Diagonal looking is messy. Much of what we see in the corner of our eyesight is made up in the mind. Our eyes tend to be much less sensitive in indirect vision and our brains must piece together information from memory and social conditioning to make sense of what we see. These paintings disrupt cognition, messing with the ocular and neurological. The eye and mind start to talk over each other producing productive mistranslations.
Baltes’ paintings refract, simplify, expand, edit, remix, and amplify. Drawing remains central to this transformation, marking out and mutating, mapping and un-mapping. Hints of Ellsworth Kelly and Patrick Caulfield merge with Disney’s visual wit, the elegance of Japanese ink drawing and the slapstick comedy of Buster Keaton. This influence soup is refracted through the chromatic vocabulary of graphic design and commercial imagery.
In linguistics, a homonym is a word that has multiple meanings and these images trade in a similar multivalency: they are painterly homonyms. The painter Frank Auerbach once said: “a great painting is like ice on a stove. It is a shape riding on its own melting into matter and space; it never stops moving backwards and forwards,” and his words resonate here. Putting Auerbach and Baltes into the same text feel incongruous; like comparing chocolate gateau with lemon sorbet. Yet, the quote characterizes the painterly animation that Baltes’ engages with. This iconographic slipperiness — is it a blade of grass or an arm? — mirrors this mobility of the indistinct look. These paintings are invitations to flex the occipital lobe — the part of the brain where sight is processed — and make it sweat.
Of course, Baltes’ work looks simple. But it isn’t. The surfaces, which are as smooth as vinyl, are produced through laborious repainting. The title of the exhibition — Lazybones — coupled with the iconography of the show which riffs on gym imagery, and the less-than-obvious labour seems self-depreciative. As a non-native English speaker, one wonders how Baltes is translating the idiom: does she see a slouching skeleton or a pile of knackered bones? Lazybones is a fairly abstract phrase and is often used interchangeably with bone idle and lazy boots. When taken out of their native context, idioms are ripe for misreading. Unlike math, written and visual language is not an efficient form of communication.

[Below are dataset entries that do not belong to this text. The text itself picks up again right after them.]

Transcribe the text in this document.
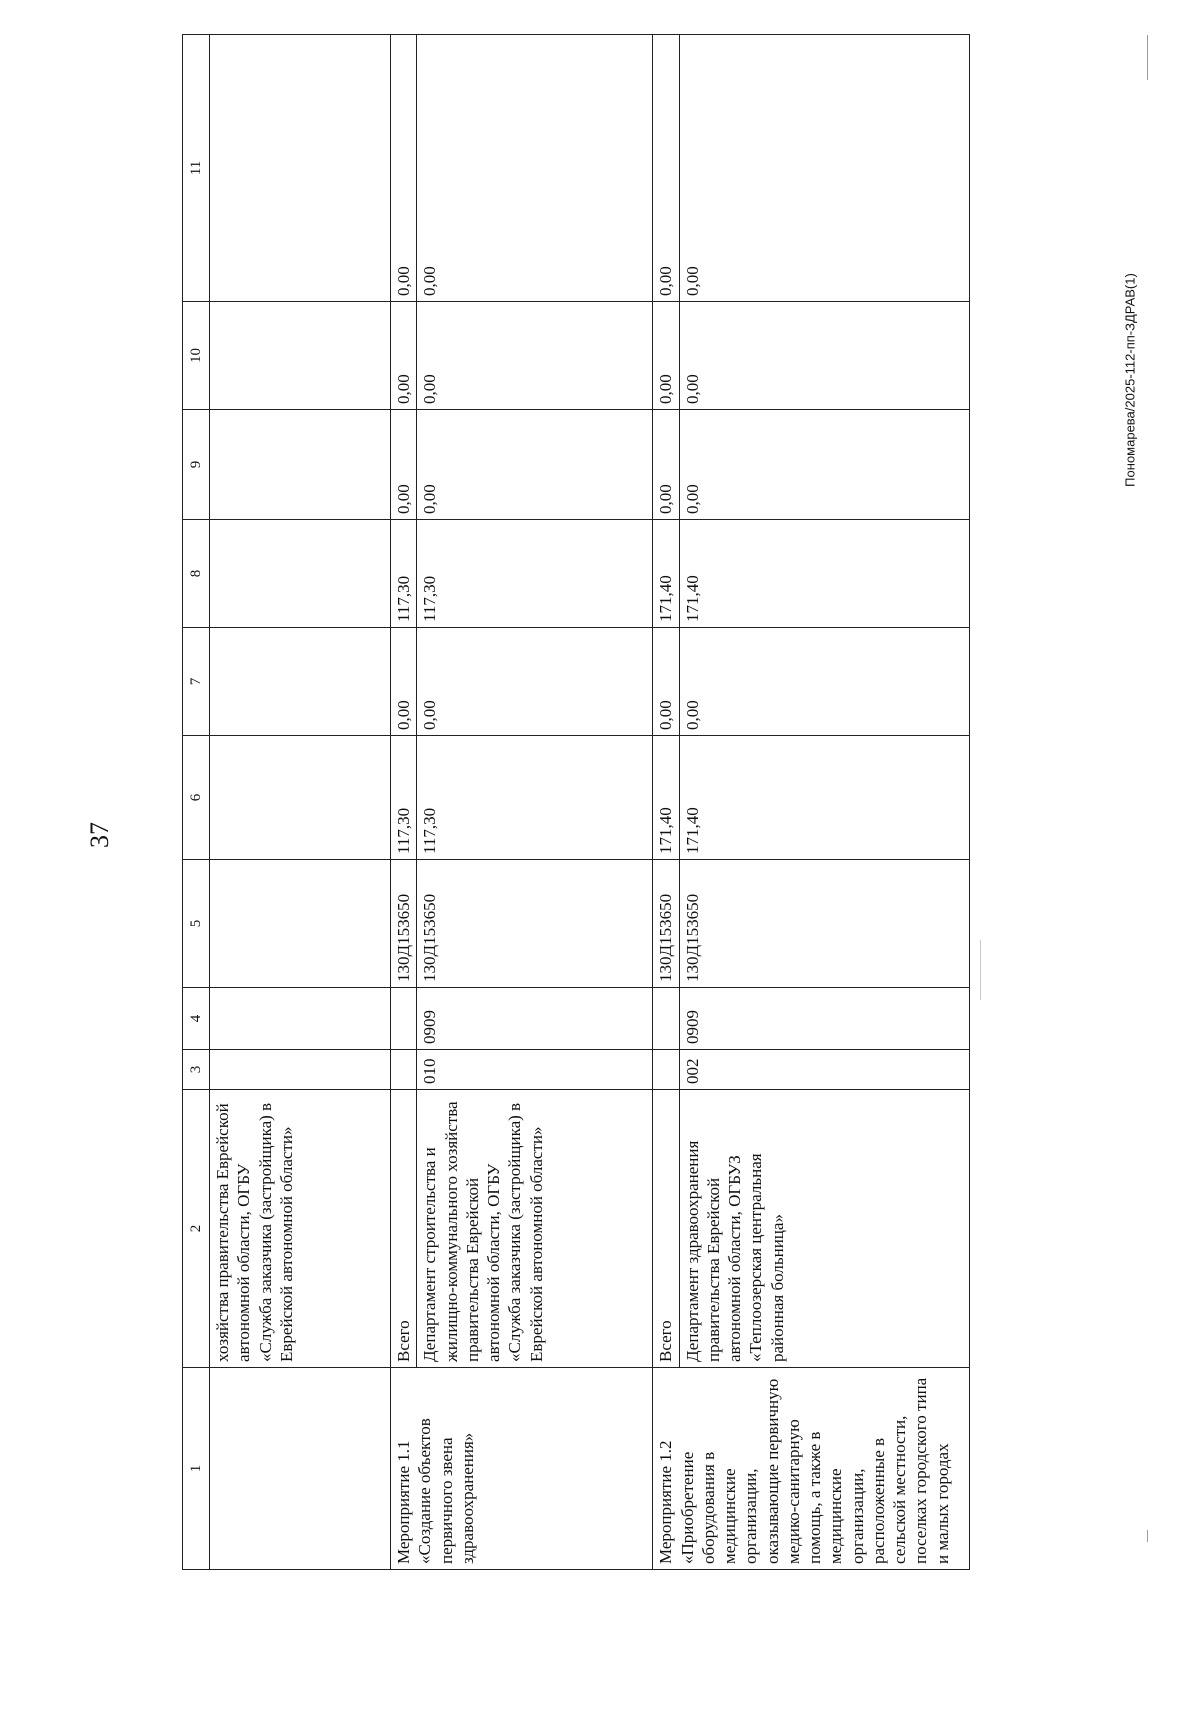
37
Пономарева/2025-112-пп-ЗДРАВ(1)
1	2	3	4	5	6	7	8	9	10	11
	хозяйства правительства Еврейской автономной области, ОГБУ «Служба заказчика (застройщика) в Еврейской автономной области»									
Мероприятие 1.1 «Создание объектов первичного звена здравоохранения»	Всего			130Д153650	117,30	0,00	117,30	0,00	0,00	0,00
	Департамент строительства и жилищно-коммунального хозяйства правительства Еврейской автономной области, ОГБУ «Служба заказчика (застройщика) в Еврейской автономной области»	010	0909	130Д153650	117,30	0,00	117,30	0,00	0,00	0,00
Мероприятие 1.2 «Приобретение оборудования в медицинские организации, оказывающие первичную медико-санитарную помощь, а также в медицинские организации, расположенные в сельской местности, поселках городского типа и малых городах	Всего			130Д153650	171,40	0,00	171,40	0,00	0,00	0,00
	Департамент здравоохранения правительства Еврейской автономной области, ОГБУЗ «Теплоозерская центральная районная больница»	002	0909	130Д153650	171,40	0,00	171,40	0,00	0,00	0,00
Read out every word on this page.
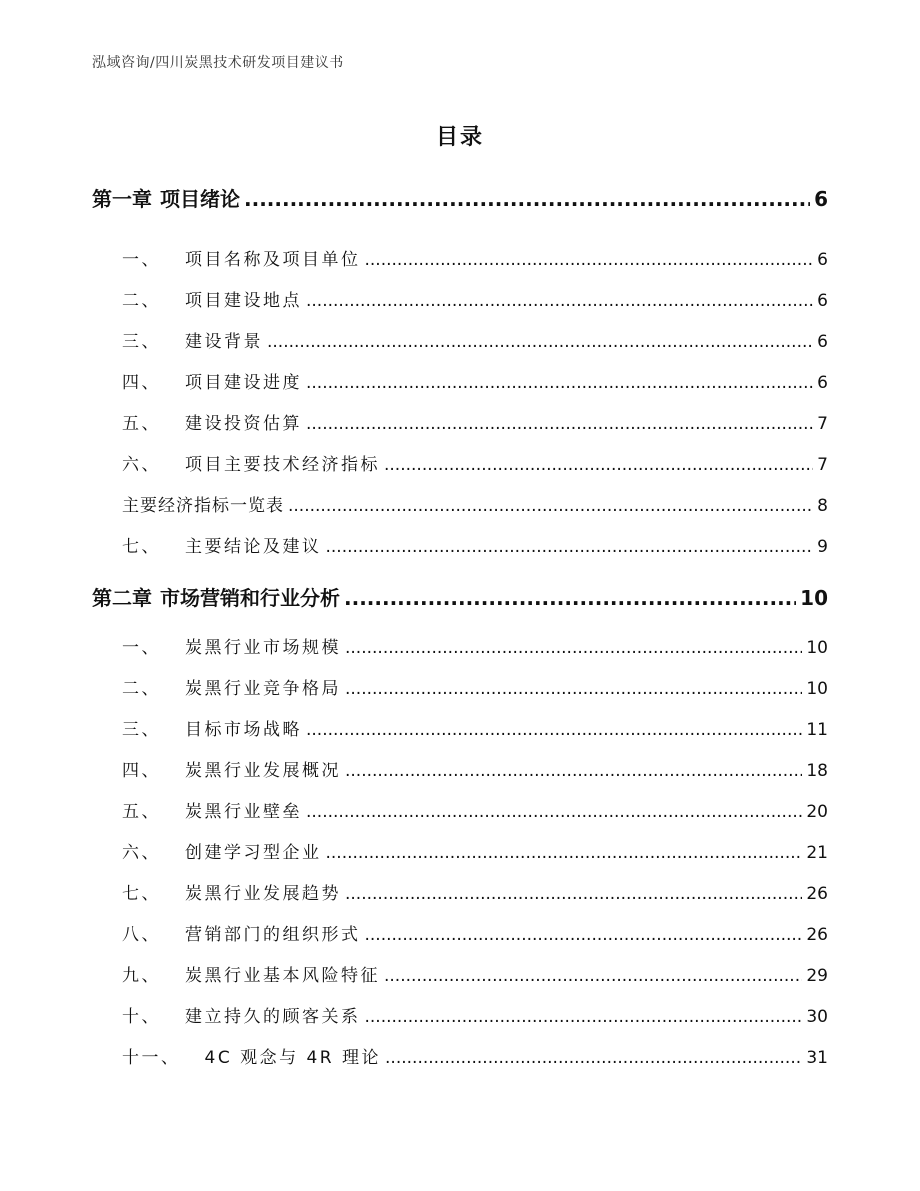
泓域咨询/四川炭黑技术研发项目建议书
目录
第一章 项目绪论 .....	6
一、 项目名称及项目单位 .....	6
二、 项目建设地点 .....	6
三、 建设背景 .....	6
四、 项目建设进度 .....	6
五、 建设投资估算 .....	7
六、 项目主要技术经济指标 .....	7
主要经济指标一览表 .....	8
七、 主要结论及建议 .....	9
第二章 市场营销和行业分析 .....	10
一、 炭黑行业市场规模 .....	10
二、 炭黑行业竞争格局 .....	10
三、 目标市场战略 .....	11
四、 炭黑行业发展概况 .....	18
五、 炭黑行业壁垒 .....	20
六、 创建学习型企业 .....	21
七、 炭黑行业发展趋势 .....	26
八、 营销部门的组织形式 .....	26
九、 炭黑行业基本风险特征 .....	29
十、 建立持久的顾客关系 .....	30
十一、 4C 观念与 4R 理论 .....	31
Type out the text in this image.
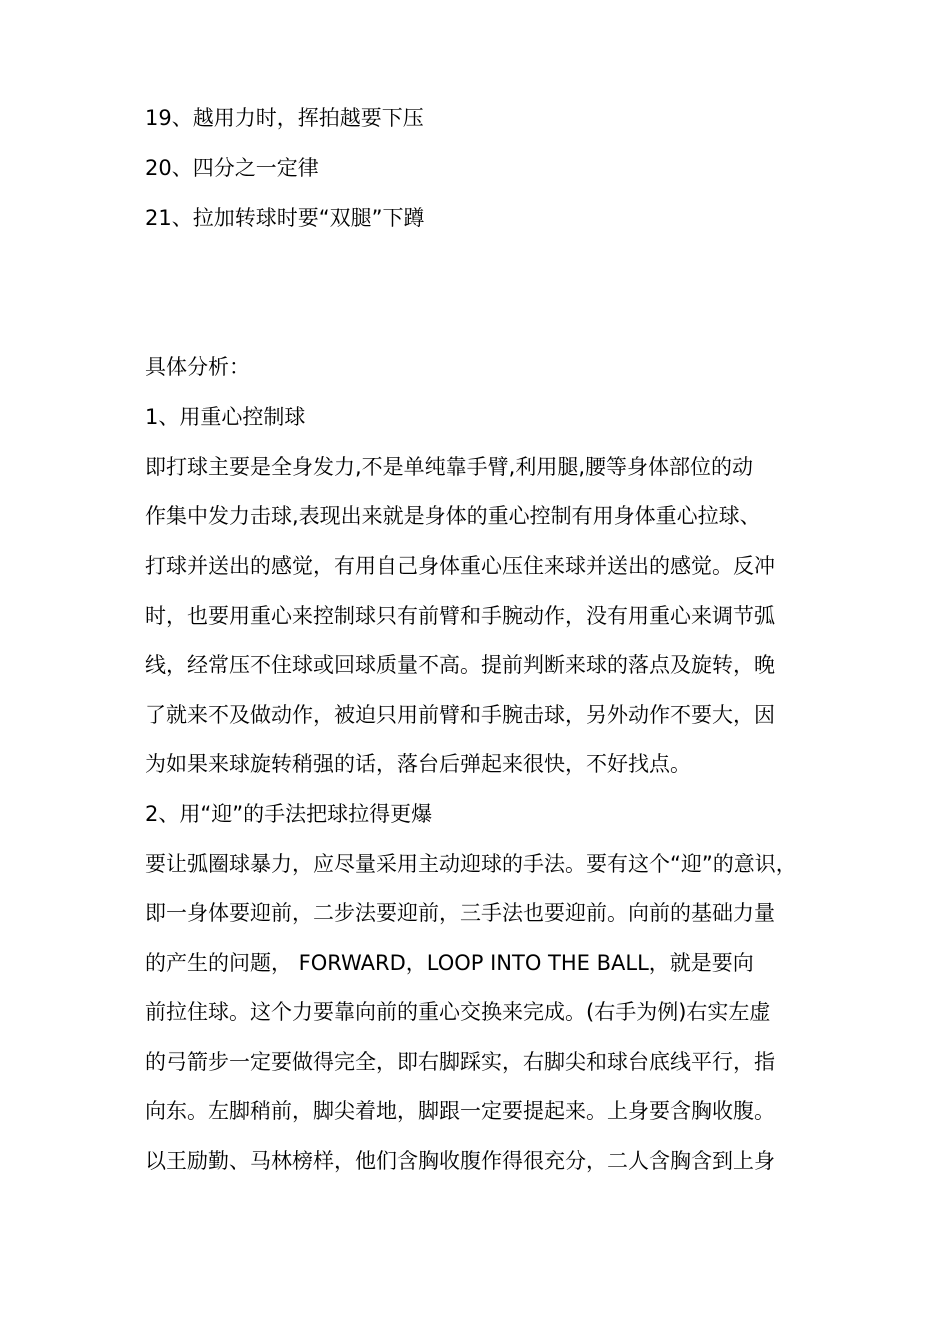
19、越用力时，挥拍越要下压
20、四分之一定律
21、拉加转球时要“双腿”下蹲
具体分析：
1、用重心控制球
即打球主要是全身发力,不是单纯靠手臂,利用腿,腰等身体部位的动
作集中发力击球,表现出来就是身体的重心控制有用身体重心拉球、
打球并送出的感觉，有用自己身体重心压住来球并送出的感觉。反冲
时，也要用重心来控制球只有前臂和手腕动作，没有用重心来调节弧
线，经常压不住球或回球质量不高。提前判断来球的落点及旋转，晚
了就来不及做动作，被迫只用前臂和手腕击球，另外动作不要大，因
为如果来球旋转稍强的话，落台后弹起来很快，不好找点。
2、用“迎”的手法把球拉得更爆
要让弧圈球暴力，应尽量采用主动迎球的手法。要有这个“迎”的意识，
即一身体要迎前，二步法要迎前，三手法也要迎前。向前的基础力量
的产生的问题， FORWARD，LOOP INTO THE BALL，就是要向
前拉住球。这个力要靠向前的重心交换来完成。(右手为例)右实左虚
的弓箭步一定要做得完全，即右脚踩实，右脚尖和球台底线平行，指
向东。左脚稍前，脚尖着地，脚跟一定要提起来。上身要含胸收腹。
以王励勤、马林榜样，他们含胸收腹作得很充分，二人含胸含到上身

Images that slip in and out of recognition, paintings that look breezy but aren’t, titles that that don’t quite add up. It’s in the space of formal and metaphorical in-betweenness that Baltes’ practice is situated. The title is outlier; don’t believe it: Lazybones is an invitation to accompany the artist in her diagonal looking (and thinking). Start exercising, put that brain to task and make it sweat.